Adicionalmente, o black cohosh demonstrou propriedades antiestrogênicas em estudos de câncer de mama (13). Esse efeito antiestrogênico foi observado in vitro como uma redução no crescimento de células de câncer de mama responsivas ao estrogênio (13).
Outro estudo in vitro encontrou um potencial mecanismo termorregulador não estrogênico do black cohosh, que pode modular o sistema imunológico promovendo a produção de óxido nítrico (NO) em células tratadas com interferon gama (INF-γ) (12).

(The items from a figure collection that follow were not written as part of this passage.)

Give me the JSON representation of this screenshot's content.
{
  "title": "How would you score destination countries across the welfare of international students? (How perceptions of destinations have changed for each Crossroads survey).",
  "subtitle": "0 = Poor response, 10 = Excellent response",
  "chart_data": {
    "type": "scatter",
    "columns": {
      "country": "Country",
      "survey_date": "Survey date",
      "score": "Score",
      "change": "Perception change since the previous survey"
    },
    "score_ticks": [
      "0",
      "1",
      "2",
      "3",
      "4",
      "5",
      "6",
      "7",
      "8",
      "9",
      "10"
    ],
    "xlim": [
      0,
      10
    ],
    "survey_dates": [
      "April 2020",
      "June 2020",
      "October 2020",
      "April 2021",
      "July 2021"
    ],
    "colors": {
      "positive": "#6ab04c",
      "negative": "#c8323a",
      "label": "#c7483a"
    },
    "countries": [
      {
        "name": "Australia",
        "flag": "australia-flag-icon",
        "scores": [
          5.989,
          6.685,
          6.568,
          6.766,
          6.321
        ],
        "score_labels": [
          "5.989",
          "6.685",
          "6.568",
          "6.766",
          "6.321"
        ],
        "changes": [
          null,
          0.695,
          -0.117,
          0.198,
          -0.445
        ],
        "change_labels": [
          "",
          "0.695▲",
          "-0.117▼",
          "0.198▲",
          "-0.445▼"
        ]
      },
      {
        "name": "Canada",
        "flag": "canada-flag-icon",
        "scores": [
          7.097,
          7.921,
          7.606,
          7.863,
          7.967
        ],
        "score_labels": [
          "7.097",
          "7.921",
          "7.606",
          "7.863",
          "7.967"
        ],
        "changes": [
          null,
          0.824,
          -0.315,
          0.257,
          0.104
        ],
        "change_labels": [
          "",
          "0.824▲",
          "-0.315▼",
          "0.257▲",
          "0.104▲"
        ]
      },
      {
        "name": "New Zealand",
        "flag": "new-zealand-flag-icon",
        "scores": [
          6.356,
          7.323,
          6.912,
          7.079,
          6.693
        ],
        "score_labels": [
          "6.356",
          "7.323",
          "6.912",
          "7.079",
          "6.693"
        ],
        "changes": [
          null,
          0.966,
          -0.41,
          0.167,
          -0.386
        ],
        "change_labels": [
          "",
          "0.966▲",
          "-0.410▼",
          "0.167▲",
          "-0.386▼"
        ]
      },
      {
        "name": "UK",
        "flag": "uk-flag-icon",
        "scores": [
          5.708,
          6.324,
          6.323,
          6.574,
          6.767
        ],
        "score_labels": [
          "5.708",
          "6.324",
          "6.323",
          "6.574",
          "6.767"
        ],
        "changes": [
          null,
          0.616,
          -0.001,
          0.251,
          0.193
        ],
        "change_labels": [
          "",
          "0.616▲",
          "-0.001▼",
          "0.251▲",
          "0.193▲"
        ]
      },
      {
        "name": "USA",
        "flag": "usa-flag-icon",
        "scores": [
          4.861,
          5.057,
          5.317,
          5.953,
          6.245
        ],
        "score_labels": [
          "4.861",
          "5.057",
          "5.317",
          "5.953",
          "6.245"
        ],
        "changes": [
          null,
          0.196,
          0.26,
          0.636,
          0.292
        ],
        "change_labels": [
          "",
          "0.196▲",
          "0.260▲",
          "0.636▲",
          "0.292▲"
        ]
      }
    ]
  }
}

Uma meta-análise revelou que o extrato isopropanólico de black cohosh (iCR) mostrou-se mais eficaz do que o placebo no alívio de sintomas neurovegetativos (como ondas de calor, suores noturnos e palpitações) e sintomas psicológicos (como depressão) em mulheres com sintomas naturais de perimenopausa e pós-menopausa (2). Um dos estudos incluídos nessa meta-análise também descobriu que o black cohosh melhorou a eficiência do sono e diminuiu o despertar após o início do sono (WASO) em comparação com o placebo (5).
Referências Bibliográficas
- SAAD, G. de A. et al. Fitoterapia Contemporânea – Tradição e Ciência na Prática Clínica. 2. ed. Rio de Janeiro: Guanabara Koogan, 2016. 441 p.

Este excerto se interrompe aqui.